Die australische Wanderlust

■ Mehr als nur Didgeridoo-Folklore: Die australische Jazz-Szene zeigte sich bei einer Konzertnacht vielseitig und ideenreich

Kaum einer in Deutschland weiß um die Jazzszene unserer Antipoden, und so kamen zur „australischen Jazz-Nacht“ im Schlachthof deutlich weniger ZuhörerInnen als bei den anderen Veranstaltungen der Konzertreihe „Jazz und mehr“. Dabei boten die drei Bands und Interpreten guten, internationalen Jazz-Standard – und zum Schluß sogar einige ungewohnte Klänge und Mixturen.

Der einzige auch nur halbwegs bekannte Musiker an diesem Abend war der Pianist Mike Nock, und dies auch nur, weil er sich 20 Jahre lang in den USA als Begleitmusiker von Jazzstars wie Coleman Hawkins oder Michael Brecker einen Namen gemacht hat. Die Wandlungsfähigkeit und Stilsicherheit, die bei solch einer Karriere nötig sind, zeichneten denn auch Nocks Soloprogramm aus. Er wechselte scheinbar mühelos zwischen den verschiedenen Einflüssen und Stimmungen hin und her: von einer klassisch ausgeführten Ballade zu afrikanischen Rhythmen, von romantischen Schwelgereien, die an Chick Corea erinnerten, zu minimalistischen Melodieführungen mit der rechten Hand. Bei seinem rhapsodischen Schlendern war es schwer, eine ihm eigene Handschrift zu entdecken, außer daß alles sehr freundlich und melodisch klang.

Anders als im Programm angekündigt verstärkte Nock nach seinem Set leider nicht das Trio des Saxophonisten Bernie McGann, und dadurch klang dessen Musik bei aller Kunstfertigkeit nach einiger Zeit ein wenig einförmig. Dabei ist McGann ein ähnlich versierter und vielseitiger Instrumentalist wie Nock. Nur sein Stilcocktail aus Bebop, Latinjazz, Gillespie und Ellington wirkte hausbacken.

Bei dem Sextett „Wanderlust“ ist der Name Programm. Auch der Bandleader, Trompeter und Komponist Mike Bukovsky wandert mit seinen durchweg viel jüngeren Mitspielern durch die verschiedenen Musikkulturen und Stile. Diesen Eklektizismus hatten alle Musiker dieses Konzertes gemein.
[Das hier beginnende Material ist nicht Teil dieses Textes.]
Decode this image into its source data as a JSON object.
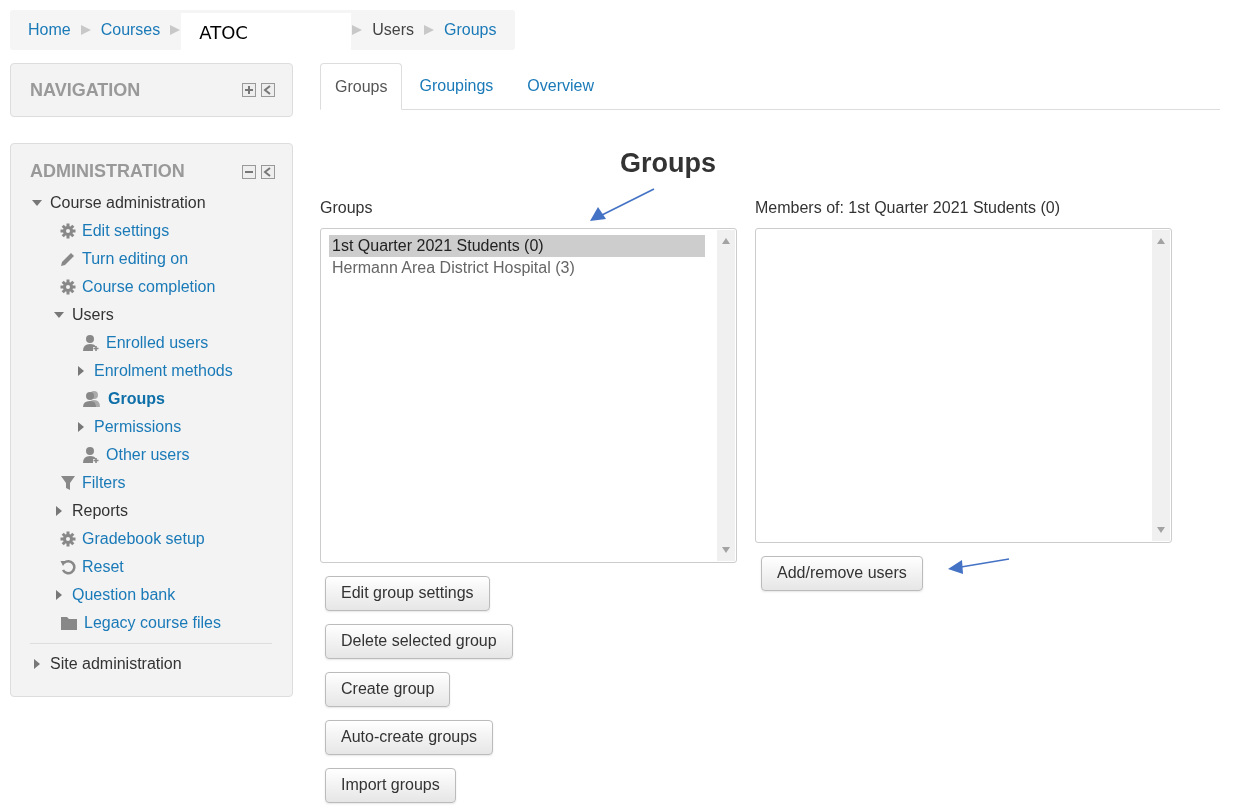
{
  "breadcrumb": [
    {
      "label": "Home",
      "kind": "link"
    },
    {
      "label": "Courses",
      "kind": "link"
    },
    {
      "label": "ATOC",
      "kind": "overlay"
    },
    {
      "label": "Users",
      "kind": "plain"
    },
    {
      "label": "Groups",
      "kind": "link"
    }
  ],
  "navigation_block": {
    "title": "NAVIGATION"
  },
  "administration_block": {
    "title": "ADMINISTRATION",
    "items": [
      {
        "label": "Course administration",
        "kind": "branch",
        "expanded": true,
        "children": [
          {
            "label": "Edit settings",
            "kind": "gear",
            "selected": false
          },
          {
            "label": "Turn editing on",
            "kind": "pencil",
            "selected": false
          },
          {
            "label": "Course completion",
            "kind": "gear",
            "selected": false
          },
          {
            "label": "Users",
            "kind": "branch",
            "expanded": true,
            "children": [
              {
                "label": "Enrolled users",
                "kind": "user",
                "selected": false
              },
              {
                "label": "Enrolment methods",
                "kind": "link-branch",
                "expanded": false
              },
              {
                "label": "Groups",
                "kind": "users",
                "selected": true
              },
              {
                "label": "Permissions",
                "kind": "link-branch",
                "expanded": false
              },
              {
                "label": "Other users",
                "kind": "user",
                "selected": false
              }
            ]
          },
          {
            "label": "Filters",
            "kind": "funnel",
            "selected": false
          },
          {
            "label": "Reports",
            "kind": "branch",
            "expanded": false
          },
          {
            "label": "Gradebook setup",
            "kind": "gear",
            "selected": false
          },
          {
            "label": "Reset",
            "kind": "reset",
            "selected": false
          },
          {
            "label": "Question bank",
            "kind": "link-branch",
            "expanded": false
          },
          {
            "label": "Legacy course files",
            "kind": "folder",
            "selected": false
          }
        ]
      },
      {
        "label": "Site administration",
        "kind": "branch",
        "expanded": false
      }
    ]
  },
  "tabs": [
    {
      "label": "Groups",
      "selected": true
    },
    {
      "label": "Groupings",
      "selected": false
    },
    {
      "label": "Overview",
      "selected": false
    }
  ],
  "heading": "Groups",
  "groups_list": {
    "label": "Groups",
    "options": [
      {
        "label": "1st Quarter 2021 Students (0)",
        "selected": true
      },
      {
        "label": "Hermann Area District Hospital (3)",
        "selected": false
      }
    ]
  },
  "members_list": {
    "label": "Members of: 1st Quarter 2021 Students (0)"
  },
  "group_buttons": [
    "Edit group settings",
    "Delete selected group",
    "Create group",
    "Auto-create groups",
    "Import groups"
  ],
  "members_button": "Add/remove users"
}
Aber hier war noch am ehesten ein eigener, origineller Sound zu hören. Meist basierend auf einem Funk-Groove spielt die Band verwegene Arrangements, bei denen nichts so klingt, wie man es erwartet.
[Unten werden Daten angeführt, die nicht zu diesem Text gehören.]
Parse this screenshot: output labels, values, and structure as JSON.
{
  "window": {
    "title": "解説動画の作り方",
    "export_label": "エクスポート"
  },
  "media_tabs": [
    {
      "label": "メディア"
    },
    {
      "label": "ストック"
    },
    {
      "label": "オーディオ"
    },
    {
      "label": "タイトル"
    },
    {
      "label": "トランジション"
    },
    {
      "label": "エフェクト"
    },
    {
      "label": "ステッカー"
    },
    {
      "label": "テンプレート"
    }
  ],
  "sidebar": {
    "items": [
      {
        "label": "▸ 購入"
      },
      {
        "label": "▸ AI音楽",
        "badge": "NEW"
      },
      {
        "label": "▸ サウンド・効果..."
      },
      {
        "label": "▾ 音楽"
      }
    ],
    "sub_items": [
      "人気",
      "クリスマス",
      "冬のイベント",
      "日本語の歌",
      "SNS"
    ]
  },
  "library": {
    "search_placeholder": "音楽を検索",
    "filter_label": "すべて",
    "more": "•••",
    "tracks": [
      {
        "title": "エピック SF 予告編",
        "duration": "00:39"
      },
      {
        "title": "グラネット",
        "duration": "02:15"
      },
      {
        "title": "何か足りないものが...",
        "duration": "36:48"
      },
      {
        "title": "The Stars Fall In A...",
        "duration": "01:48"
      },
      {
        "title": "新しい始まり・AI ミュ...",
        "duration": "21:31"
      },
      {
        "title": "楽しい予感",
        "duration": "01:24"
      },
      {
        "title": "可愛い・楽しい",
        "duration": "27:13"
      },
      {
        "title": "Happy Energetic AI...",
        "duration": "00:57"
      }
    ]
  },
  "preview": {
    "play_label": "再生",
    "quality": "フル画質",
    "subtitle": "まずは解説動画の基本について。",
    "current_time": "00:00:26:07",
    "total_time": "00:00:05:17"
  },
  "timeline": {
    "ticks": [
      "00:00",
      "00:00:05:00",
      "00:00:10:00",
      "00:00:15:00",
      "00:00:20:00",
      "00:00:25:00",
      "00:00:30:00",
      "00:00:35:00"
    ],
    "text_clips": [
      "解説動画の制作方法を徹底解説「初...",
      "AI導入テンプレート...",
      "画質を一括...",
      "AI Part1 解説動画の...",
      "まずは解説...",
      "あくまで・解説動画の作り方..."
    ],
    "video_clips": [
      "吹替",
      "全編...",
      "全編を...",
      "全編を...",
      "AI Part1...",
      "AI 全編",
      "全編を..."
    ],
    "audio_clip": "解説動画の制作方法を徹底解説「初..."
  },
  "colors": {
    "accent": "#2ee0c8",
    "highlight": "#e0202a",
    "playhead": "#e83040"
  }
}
So spielte der Gitarrist oft unisono mit dem Posaunisten oder Trompeter, wodurch ungewöhnliche Soundkombinationen entstanden. Die Soli wurden nie nach dem gängigen Schema aneinandergereiht, sondern immer mit einem besonderen Pfiff in die Kompositionen eingewoben. Vieles klang bekannt wie etwa das wie ein afrikanisches Daumenklavier eingestellte Keyboard oder die gestopfte Trompete a la Miles Davis, aber in solchen Verbindungen hatte man es noch nie gehört. Zudem gab die spürbare Spielfreude der Musiker dem Auftritt zusätzlichen Drive.

Und als der Posaunist James Greening sich schließlich auf den Boden setzte, um das Blasinstrument der Aborigines, das Didgeridoo, zu spielen, waren sogar noch für einige Minuten originär australische Töne zu hören.